Reni Eddo Lodge – Beaucoup de gens m’ont posé cette question à l’époque, et je ne voyais pas vraiment plus loin que la date de publication en termes d’objectif ou de résultat. En regardant en arrière maintenant et surtout en pensant aux mouvements dans lesquels j’étais impliquée, je voulais changer la perspective de la gauche blanche sur le racisme. J’en avais absolument marre de côtoyer de nombreux Blancs engagés dans l’activisme progressiste. Le racisme ne semblait pas être une priorité pour eux, et ils ne voyaient pas en quoi cela était problématique.
Rebecca Amsellem – Et il y a quelque chose que vous avez écrit dans le livre que j’ai trouvé vraiment frappant, surtout en ce qui concerne l’Utopie. Vous dites que le féminisme blanc en soi n’est pas particulièrement menaçant, mais c’est le seul type de féminisme qui est diffusé et considéré comme universel. Vous avez donc écrit ce livre il y a dix ans, et depuis, beaucoup de choses se sont passées, notamment au sein du féminisme blanc. Pensez-vous qu’il a évolué dans le bon sens ?
Reni Eddo Lodge – J’ai eu ma propre expérience personnelle du féminisme blanc, j’ai été directement brûlée.
J’en ai parlé dans le livre, au chapitre 5. J’ai été accusée d’être une intimidatrice par des femmes britanniques blanches engagées dans le féminisme. Même si des excuses ont été présentées, je ne trouve pas ça étonnant que le comportement de ces femmes à traiter des femmes noires ait évolué vers un mouvement qui est très hostile envers les femmes transgenres. Je ne pense pas que ce soit une coïncidence.
Rebecca Amsellem – Vous souvenez-vous du moment où vous avez réalisé que les mouvements de gauche étaient tellement blancs qu’ils n’incluaient pas le problème du racisme dans leurs réflexions ?
Reni Eddo Lodge – J’ai toujours eu cette pensée au fond de mon esprit lorsque j’ai commencé à m’impliquer dans le féminisme et le militantisme de gauche en général. J’allais à des conférences féministes au début des années 2010 et elles parlaient de race.

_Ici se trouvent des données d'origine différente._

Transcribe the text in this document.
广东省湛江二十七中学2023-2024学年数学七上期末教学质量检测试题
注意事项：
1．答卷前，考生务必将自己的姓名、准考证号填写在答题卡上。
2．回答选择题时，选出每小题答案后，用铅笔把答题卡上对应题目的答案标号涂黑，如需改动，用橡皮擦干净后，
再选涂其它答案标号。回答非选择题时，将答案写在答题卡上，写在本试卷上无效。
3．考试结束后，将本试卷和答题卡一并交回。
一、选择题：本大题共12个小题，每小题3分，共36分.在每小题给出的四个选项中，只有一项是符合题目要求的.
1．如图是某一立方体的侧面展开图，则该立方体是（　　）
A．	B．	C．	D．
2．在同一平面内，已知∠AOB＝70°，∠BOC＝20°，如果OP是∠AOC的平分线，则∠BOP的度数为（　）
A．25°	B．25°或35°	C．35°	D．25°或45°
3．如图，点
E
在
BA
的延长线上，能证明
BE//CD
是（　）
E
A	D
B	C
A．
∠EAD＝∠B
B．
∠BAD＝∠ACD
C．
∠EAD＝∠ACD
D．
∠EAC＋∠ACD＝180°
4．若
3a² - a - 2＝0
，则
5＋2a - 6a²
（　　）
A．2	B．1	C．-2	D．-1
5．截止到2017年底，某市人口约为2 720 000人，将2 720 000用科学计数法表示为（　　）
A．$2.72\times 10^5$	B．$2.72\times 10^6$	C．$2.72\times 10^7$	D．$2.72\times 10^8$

Elles parlaient de comment les femmes musulmanes sont oppressées parce qu’elles s’habillent d’une manière qui ne leur plaisait pas [aux féministes]. Le mouvement de gauche au sens large avait une compréhension assez sophistiquée des inégalités économiques, mais n’avait aucune compréhension du racisme. J’en suis arrivée à un point où j’ai décidé que je devais commencer à contester cela. C’est alors que j’ai
trouvé des groupes de femmes de couleur et de femmes noires. Je gravitais naturellement vers elles et nous en parlions entre nous.
Rebecca Amsellem – Parlons de la nuance. Appliquez-vous la nuance comme méthodologie à votre façon de penser féministe ?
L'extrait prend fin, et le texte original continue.